The group and the Yolo County Farm Bureau sued Caltrans last year over its State Route 16 Safety Improvement Project.
Thousands of motorists drive the winding highway each day on their way to the Cache Creek Casino Resort.
Caltrans contends the narrow, twisting road is a danger and needs major upgrades to prevent accidents and ease emergency response.
The department also wants to raise low-lying sections of roadway prone to flooding.
The changes would affect an approximately 12-mile stretch of highway between Interstate 505, near Madison, and the casino, near Brooks.
Residents and farmers argue the project would destroy farmland and damage the valley's rural character. They say accidents have decreased in recent years and insist small-scale changes will help.
They filed a lawsuit in January 2010 challenging Caltrans' December 2009 final environmental impact report on the Highway 16 project.
Sacramento Superior Court Judge Michael Kenny sided partly with the residents in a 42-page ruling issued late last week.
Kenny wrote that Caltrans had failed to provide sufficient accident data, including a breakdown of collisions by location, to show a need for the project.
He also said the department had failed to adequately weigh options, such as the "spot improvements" and narrower shoulders favored by some residents.
Caltrans officials "prejudicially abused their discretion in failing to consider a reasonable range of feasible alternatives as required by (the California Environmental Quality Act)," the judge wrote.

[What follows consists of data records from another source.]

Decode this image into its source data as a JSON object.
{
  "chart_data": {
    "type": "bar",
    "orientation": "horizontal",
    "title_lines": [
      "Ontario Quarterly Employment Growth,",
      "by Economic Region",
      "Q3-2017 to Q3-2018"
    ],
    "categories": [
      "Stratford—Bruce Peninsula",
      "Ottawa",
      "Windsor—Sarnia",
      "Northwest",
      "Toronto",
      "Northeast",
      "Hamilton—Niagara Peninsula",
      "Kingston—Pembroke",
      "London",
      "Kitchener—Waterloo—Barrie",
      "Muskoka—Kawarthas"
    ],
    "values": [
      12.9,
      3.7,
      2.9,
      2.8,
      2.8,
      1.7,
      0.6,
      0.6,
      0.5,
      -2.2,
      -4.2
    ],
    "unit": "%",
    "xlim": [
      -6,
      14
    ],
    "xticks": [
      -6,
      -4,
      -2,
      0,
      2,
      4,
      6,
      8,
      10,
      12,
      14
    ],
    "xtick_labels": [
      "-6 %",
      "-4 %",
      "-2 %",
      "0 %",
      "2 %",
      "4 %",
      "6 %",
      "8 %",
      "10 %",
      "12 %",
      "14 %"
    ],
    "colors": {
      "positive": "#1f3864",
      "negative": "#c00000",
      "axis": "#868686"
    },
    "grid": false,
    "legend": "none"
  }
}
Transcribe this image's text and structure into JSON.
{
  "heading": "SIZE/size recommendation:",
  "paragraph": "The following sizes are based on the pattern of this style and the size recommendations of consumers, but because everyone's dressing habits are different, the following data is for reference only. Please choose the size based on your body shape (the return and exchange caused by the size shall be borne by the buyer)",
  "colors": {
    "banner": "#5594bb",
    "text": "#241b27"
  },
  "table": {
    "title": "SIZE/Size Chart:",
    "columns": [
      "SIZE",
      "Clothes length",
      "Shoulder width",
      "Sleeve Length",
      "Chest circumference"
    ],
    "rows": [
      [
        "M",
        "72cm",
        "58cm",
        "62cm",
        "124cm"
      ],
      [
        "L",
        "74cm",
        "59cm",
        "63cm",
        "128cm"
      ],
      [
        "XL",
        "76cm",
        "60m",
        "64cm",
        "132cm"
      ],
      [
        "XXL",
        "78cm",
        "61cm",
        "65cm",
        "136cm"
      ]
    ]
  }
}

Caltrans did not adequately address the project's impacts on agriculture or respond to public comments, he wrote.
The judge said he would draft an order for Caltrans to rescind its approval of the project.
Don Mooney, a lawyer who represented the coalition, said he hoped Caltrans would draft a revised report with more detailed data.
"What it really comes down to is providing the information to the public," Mooney said.
Caltrans spokesman Mark Dinger said the department still plans to go forward with the project.
Department officials are reviewing the judge's ruling and "looking at ways to comply with his order," Dinger said.
That will require rewriting the environmental impact report and giving the public time to review it, he said.
The department had hoped to advertise for construction bids later this year, he said.
"That doesn't seem likely to happen," Dinger said. "This could push it out for another year."